Retraites. Le Conseil d’État ne garantit pas « la sécurité juridique » de la réforme

Retraites. Le Conseil d’État ne garantit pas « la sécurité juridique » de la réforme

Rédigé le 28/01/2020

Le Conseil d’État estime ne pas avoir eu le temps de « garantir au mieux la sécurité juridique » de la réforme des retraites, selon un avis publié ce vendredi 24 janvier. L’institution déplore aussi les « projections financières lacunaires » du gouvernement et un recours aux ordonnances qui « fait perdre la visibilité d’ensemble ».

 

Saisi le 3 janvier, le Conseil d’État n’a disposé que de trois semaines pour rendre son avis sur les deux projets de loi (organique et ordinaire) de réforme des retraites. Deux textes que le gouvernement a en outre modifiés à six reprises durant cette période.
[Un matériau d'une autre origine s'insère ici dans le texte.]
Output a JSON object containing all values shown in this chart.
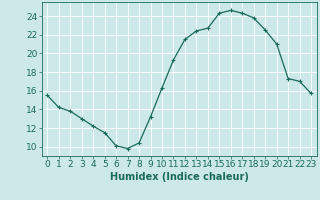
{
  "x": [
    0,
    1,
    2,
    3,
    4,
    5,
    6,
    7,
    8,
    9,
    10,
    11,
    12,
    13,
    14,
    15,
    16,
    17,
    18,
    19,
    20,
    21,
    22,
    23
  ],
  "y": [
    15.5,
    14.2,
    13.8,
    13.0,
    12.2,
    11.5,
    10.1,
    9.8,
    10.4,
    13.2,
    16.3,
    19.3,
    21.5,
    22.4,
    22.7,
    24.3,
    24.6,
    24.3,
    23.8,
    22.5,
    21.0,
    17.3,
    17.0,
    15.7
  ],
  "line_color": "#1a6b5a",
  "marker": "+",
  "marker_size": 3.5,
  "marker_linewidth": 0.8,
  "line_width": 0.9,
  "bg_color": "#cce8e8",
  "grid_color": "#ffffff",
  "xlabel": "Humidex (Indice chaleur)",
  "xlabel_fontsize": 7,
  "tick_fontsize": 6.5,
  "ylim": [
    9,
    25.5
  ],
  "xlim": [
    -0.5,
    23.5
  ],
  "yticks": [
    10,
    12,
    14,
    16,
    18,
    20,
    22,
    24
  ],
  "xticks": [
    0,
    1,
    2,
    3,
    4,
    5,
    6,
    7,
    8,
    9,
    10,
    11,
    12,
    13,
    14,
    15,
    16,
    17,
    18,
    19,
    20,
    21,
    22,
    23
  ]
}
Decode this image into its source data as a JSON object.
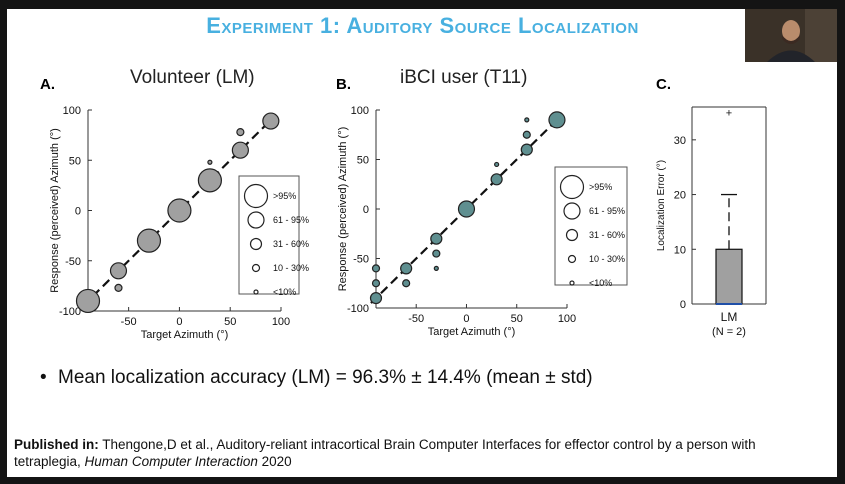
{
  "slide": {
    "title": "Experiment 1: Auditory Source Localization",
    "bullet": "Mean localization accuracy (LM) = 96.3% ± 14.4% (mean ± std)",
    "citation_label": "Published in:",
    "citation_text": " Thengone,D et al., Auditory-reliant intracortical Brain Computer Interfaces for effector control by a person with tetraplegia, ",
    "citation_journal": "Human Computer Interaction",
    "citation_year": " 2020"
  },
  "colors": {
    "title": "#48b0e0",
    "panelA_fill": "#a0a0a0",
    "panelB_fill": "#5f8f90",
    "box_fill": "#a0a0a0",
    "median": "#1f4fa8"
  },
  "chart_data": [
    {
      "type": "scatter",
      "panel_label": "A.",
      "title": "Volunteer (LM)",
      "xlabel": "Target Azimuth (°)",
      "ylabel": "Response (perceived) Azimuth (°)",
      "xlim": [
        -90,
        100
      ],
      "ylim": [
        -100,
        100
      ],
      "xticks": [
        -50,
        0,
        50,
        100
      ],
      "yticks": [
        -100,
        -50,
        0,
        50,
        100
      ],
      "legend_placement": "right",
      "legend": [
        ">95%",
        "61 - 95%",
        "31 - 60%",
        "10 - 30%",
        "<10%"
      ],
      "points": [
        {
          "x": -90,
          "y": -90,
          "size": 4
        },
        {
          "x": -60,
          "y": -60,
          "size": 3
        },
        {
          "x": -60,
          "y": -77,
          "size": 1
        },
        {
          "x": -30,
          "y": -30,
          "size": 4
        },
        {
          "x": 0,
          "y": 0,
          "size": 4
        },
        {
          "x": 30,
          "y": 30,
          "size": 4
        },
        {
          "x": 30,
          "y": 48,
          "size": 0
        },
        {
          "x": 60,
          "y": 60,
          "size": 3
        },
        {
          "x": 60,
          "y": 78,
          "size": 1
        },
        {
          "x": 90,
          "y": 89,
          "size": 3
        }
      ]
    },
    {
      "type": "scatter",
      "panel_label": "B.",
      "title": "iBCI user (T11)",
      "xlabel": "Target Azimuth (°)",
      "ylabel": "Response (perceived) Azimuth (°)",
      "xlim": [
        -90,
        100
      ],
      "ylim": [
        -100,
        100
      ],
      "xticks": [
        -50,
        0,
        50,
        100
      ],
      "yticks": [
        -100,
        -50,
        0,
        50,
        100
      ],
      "legend_placement": "right",
      "legend": [
        ">95%",
        "61 - 95%",
        "31 - 60%",
        "10 - 30%",
        "<10%"
      ],
      "points": [
        {
          "x": -90,
          "y": -90,
          "size": 2
        },
        {
          "x": -90,
          "y": -60,
          "size": 1
        },
        {
          "x": -90,
          "y": -75,
          "size": 1
        },
        {
          "x": -60,
          "y": -60,
          "size": 2
        },
        {
          "x": -60,
          "y": -75,
          "size": 1
        },
        {
          "x": -30,
          "y": -30,
          "size": 2
        },
        {
          "x": -30,
          "y": -45,
          "size": 1
        },
        {
          "x": -30,
          "y": -60,
          "size": 0
        },
        {
          "x": 0,
          "y": 0,
          "size": 3
        },
        {
          "x": 30,
          "y": 30,
          "size": 2
        },
        {
          "x": 30,
          "y": 45,
          "size": 0
        },
        {
          "x": 60,
          "y": 60,
          "size": 2
        },
        {
          "x": 60,
          "y": 75,
          "size": 1
        },
        {
          "x": 60,
          "y": 90,
          "size": 0
        },
        {
          "x": 90,
          "y": 90,
          "size": 3
        }
      ]
    },
    {
      "type": "box",
      "panel_label": "C.",
      "ylabel": "Localization Error (°)",
      "category": "LM",
      "category_note": "(N = 2)",
      "ylim": [
        0,
        36
      ],
      "yticks": [
        0,
        10,
        20,
        30
      ],
      "q1": 0,
      "median": 0,
      "q3": 10,
      "whisker_low": 0,
      "whisker_high": 20,
      "outliers": [
        35
      ]
    }
  ]
}
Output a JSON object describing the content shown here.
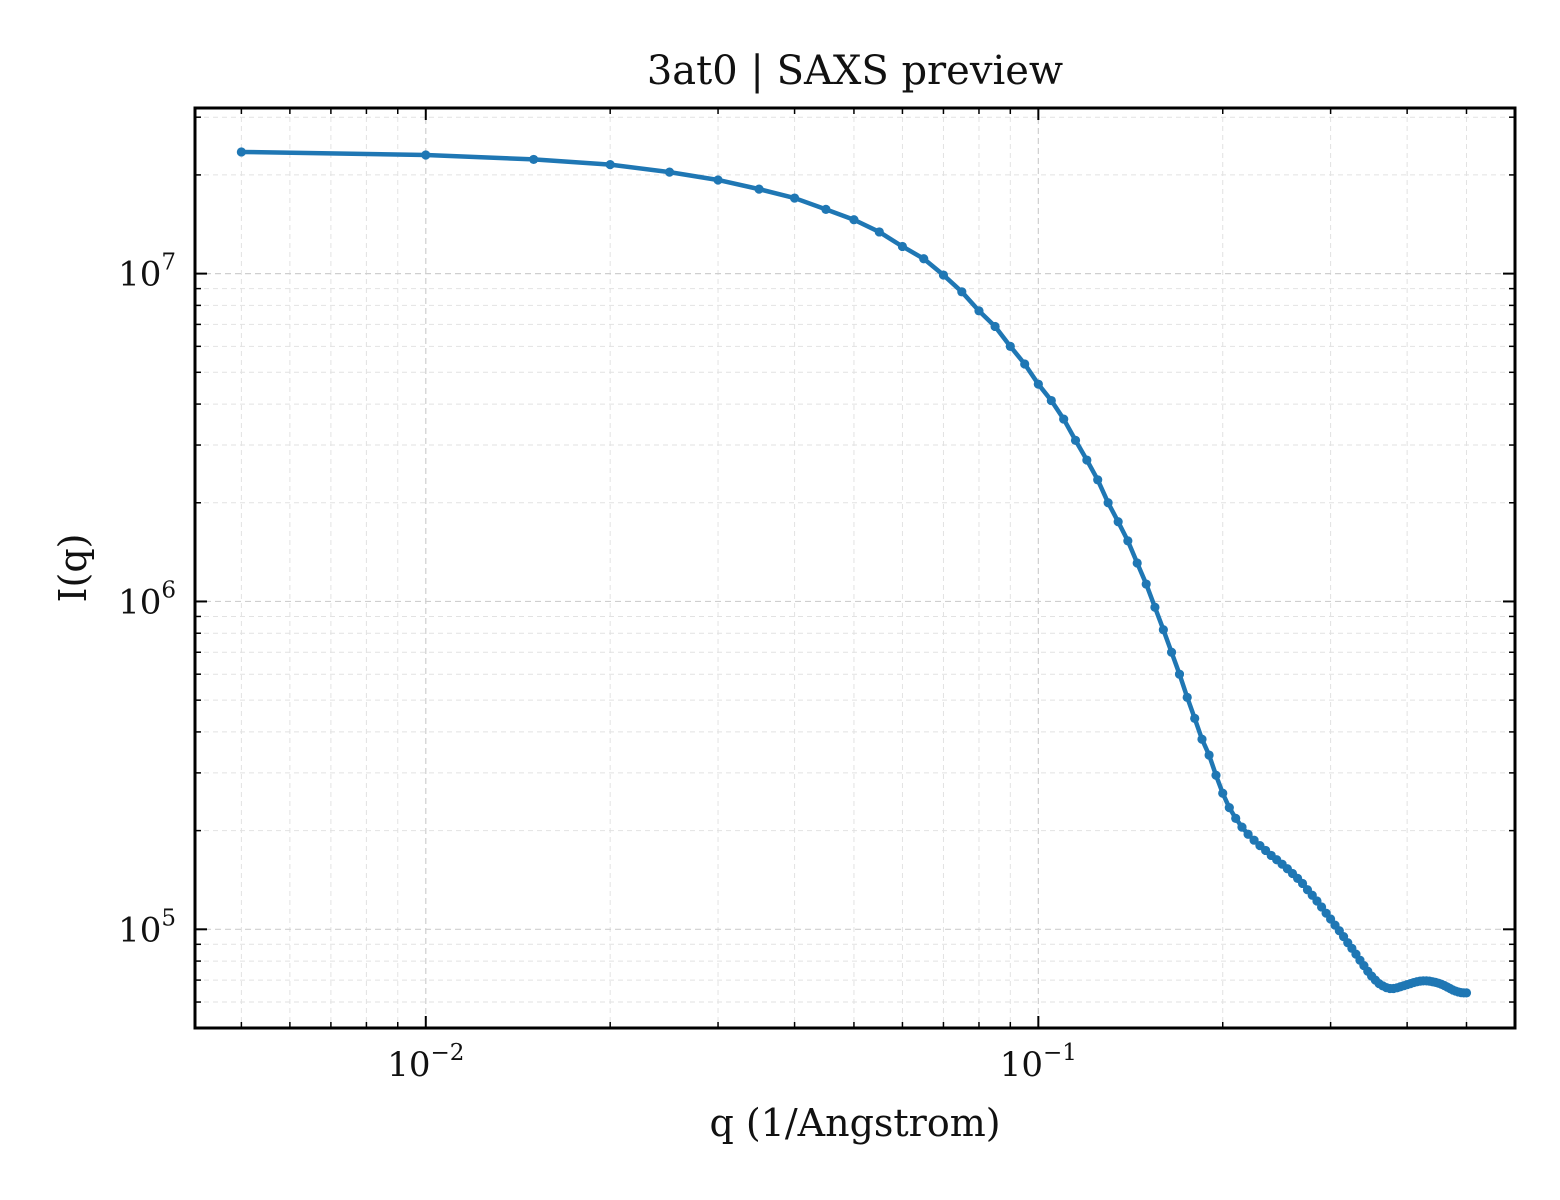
{
  "chart_data": {
    "type": "line",
    "title": "3at0 | SAXS preview",
    "xlabel": "q (1/Angstrom)",
    "ylabel": "I(q)",
    "xscale": "log",
    "yscale": "log",
    "xlim": [
      0.0042,
      0.6
    ],
    "ylim": [
      50000,
      32000000
    ],
    "grid": true,
    "legend": "none",
    "x_ticks": [
      {
        "value": 0.01,
        "base": "10",
        "exp": "−2"
      },
      {
        "value": 0.1,
        "base": "10",
        "exp": "−1"
      }
    ],
    "y_ticks": [
      {
        "value": 100000,
        "base": "10",
        "exp": "5"
      },
      {
        "value": 1000000,
        "base": "10",
        "exp": "6"
      },
      {
        "value": 10000000,
        "base": "10",
        "exp": "7"
      }
    ],
    "colors": {
      "line": "#1f77b4"
    },
    "series": [
      {
        "x": [
          0.005,
          0.01,
          0.015,
          0.02,
          0.025,
          0.03,
          0.035,
          0.04,
          0.045,
          0.05,
          0.055,
          0.06,
          0.065,
          0.07,
          0.075,
          0.08,
          0.085,
          0.09,
          0.095,
          0.1,
          0.105,
          0.11,
          0.115,
          0.12,
          0.125,
          0.13,
          0.135,
          0.14,
          0.145,
          0.15,
          0.155,
          0.16,
          0.165,
          0.17,
          0.175,
          0.18,
          0.185,
          0.19,
          0.195,
          0.2,
          0.205,
          0.21,
          0.215,
          0.22,
          0.225,
          0.23,
          0.235,
          0.24,
          0.245,
          0.25,
          0.255,
          0.26,
          0.265,
          0.27,
          0.275,
          0.28,
          0.285,
          0.29,
          0.295,
          0.3,
          0.305,
          0.31,
          0.315,
          0.32,
          0.325,
          0.33,
          0.335,
          0.34,
          0.345,
          0.35,
          0.355,
          0.36,
          0.365,
          0.37,
          0.375,
          0.38,
          0.385,
          0.39,
          0.395,
          0.4,
          0.405,
          0.41,
          0.415,
          0.42,
          0.425,
          0.43,
          0.435,
          0.44,
          0.445,
          0.45,
          0.455,
          0.46,
          0.465,
          0.47,
          0.475,
          0.48,
          0.485,
          0.49,
          0.495,
          0.5
        ],
        "y": [
          23500000,
          23000000,
          22300000,
          21500000,
          20400000,
          19300000,
          18100000,
          17000000,
          15700000,
          14600000,
          13400000,
          12100000,
          11100000,
          9900000,
          8800000,
          7700000,
          6900000,
          6000000,
          5300000,
          4600000,
          4100000,
          3600000,
          3100000,
          2700000,
          2350000,
          2000000,
          1750000,
          1530000,
          1310000,
          1130000,
          960000,
          820000,
          700000,
          600000,
          510000,
          440000,
          380000,
          340000,
          295000,
          260000,
          235000,
          218000,
          205000,
          195000,
          187000,
          180000,
          174000,
          168000,
          163000,
          158000,
          153000,
          148000,
          143000,
          138000,
          132000,
          127000,
          122000,
          117000,
          112000,
          107500,
          103000,
          99000,
          95000,
          91000,
          87500,
          84000,
          80500,
          77500,
          74500,
          72000,
          70000,
          68300,
          67200,
          66400,
          66000,
          66000,
          66300,
          66800,
          67300,
          67800,
          68300,
          68800,
          69200,
          69500,
          69600,
          69600,
          69500,
          69200,
          68900,
          68500,
          68000,
          67400,
          66700,
          66000,
          65300,
          64800,
          64400,
          64100,
          64000,
          64000
        ]
      }
    ]
  }
}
Cela « ne l’a pas mis à même de mener sa mission avec la sérénité et les délais de réflexion nécessaires pour garantir au mieux la sécurité juridique de l’examen auquel il a procédé », estime le Conseil d’État.

Une « situation d’autant plus regrettable » qu’il s’agit d’une réforme « inédite depuis 1945 et destinée à transformer pour les décennies à venir […] l’une des composantes majeures du contrat social », ajoute la plus haute juridiction administrative française, dont l’avis a été publié ce vendredi sur le site Légifrance.
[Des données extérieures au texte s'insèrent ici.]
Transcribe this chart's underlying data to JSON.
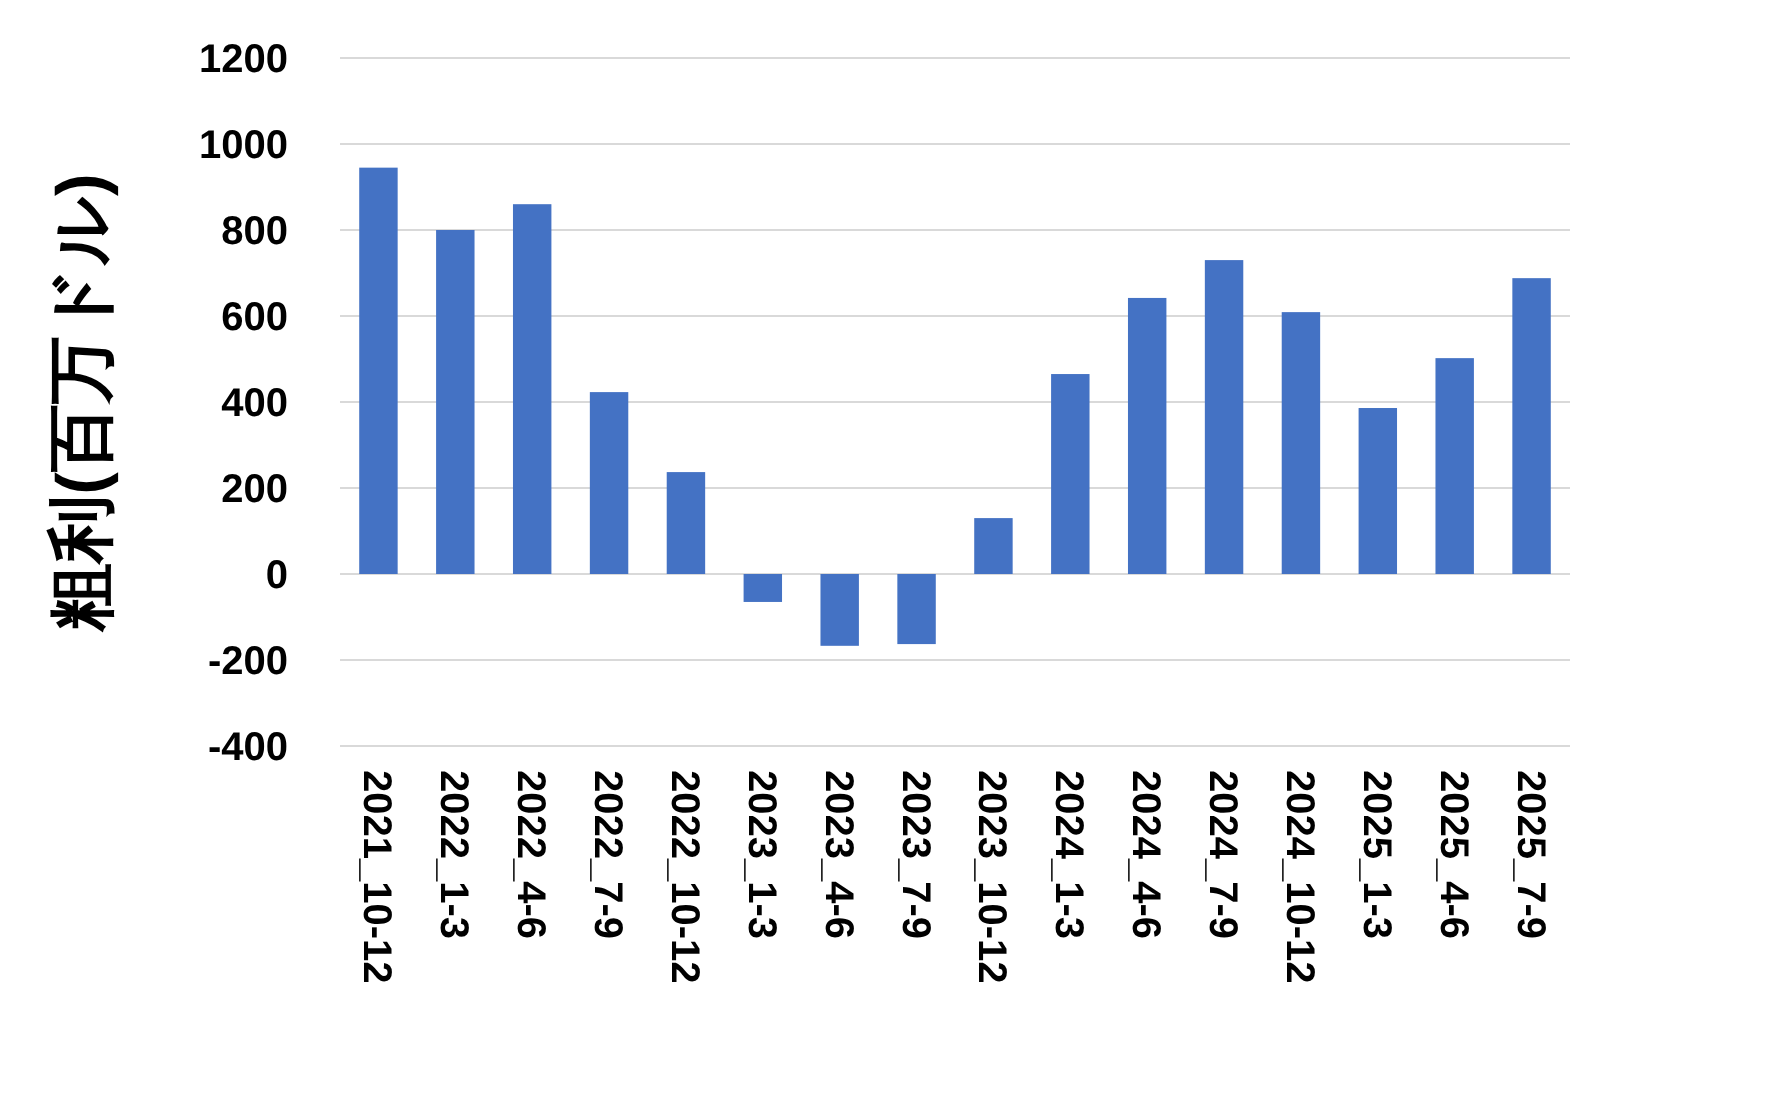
{
  "chart_data": {
    "type": "bar",
    "ylabel": "粗利(百万ドル)",
    "categories": [
      "2021_10-12",
      "2022_1-3",
      "2022_4-6",
      "2022_7-9",
      "2022_10-12",
      "2023_1-3",
      "2023_4-6",
      "2023_7-9",
      "2023_10-12",
      "2024_1-3",
      "2024_4-6",
      "2024_7-9",
      "2024_10-12",
      "2025_1-3",
      "2025_4-6",
      "2025_7-9"
    ],
    "values": [
      945,
      800,
      860,
      423,
      237,
      -65,
      -167,
      -163,
      130,
      465,
      642,
      730,
      609,
      386,
      502,
      688
    ],
    "color": "#4472c4",
    "ylim": [
      -400,
      1200
    ],
    "yticks": [
      -400,
      -200,
      0,
      200,
      400,
      600,
      800,
      1000,
      1200
    ],
    "grid": "y"
  }
}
Un avis salé. Le Conseil d’État n’épargne pas l’étude d’impact accompagnant les deux textes : la première mouture était « insuffisante » et même une fois complétée, « les projections financières restent lacunaires », en particulier sur la hausse de l’âge de départ à la retraite, le taux d’emploi des seniors, les dépenses d’assurance-chômage et celles liées aux minima sociaux.

L’engagement pour le salaire des profs et des chercheurs menacé ?

Le Conseil d’État pointe également le choix de recourir à 29 ordonnances, y compris « pour la définition d’éléments structurants du nouveau système de retraite ». Cela « fait perdre la visibilité d’ensemble qui est nécessaire à l’appréciation des conséquences de la réforme et, partant, de sa constitutionnalité et de sa conventionnalité ».

L’ordonnance portant sur la « conservation à 100 % des droits constitués » au moment de la bascule entre le système actuel et le futur « système universel » est jugée « particulièrement cruciale », à tel point « qu’en l’absence d’une telle ordonnance » la réforme « ne s’appliquera pas » aux personnes nées à partir de 1975.

Enfin, l’engagement de revaloriser les enseignants et des chercheurs via des lois de programmation est condamné à disparaître du texte car « ces dispositions constituent une injonction au gouvernement de déposer un projet de loi et sont ainsi contraires à la Constitution ».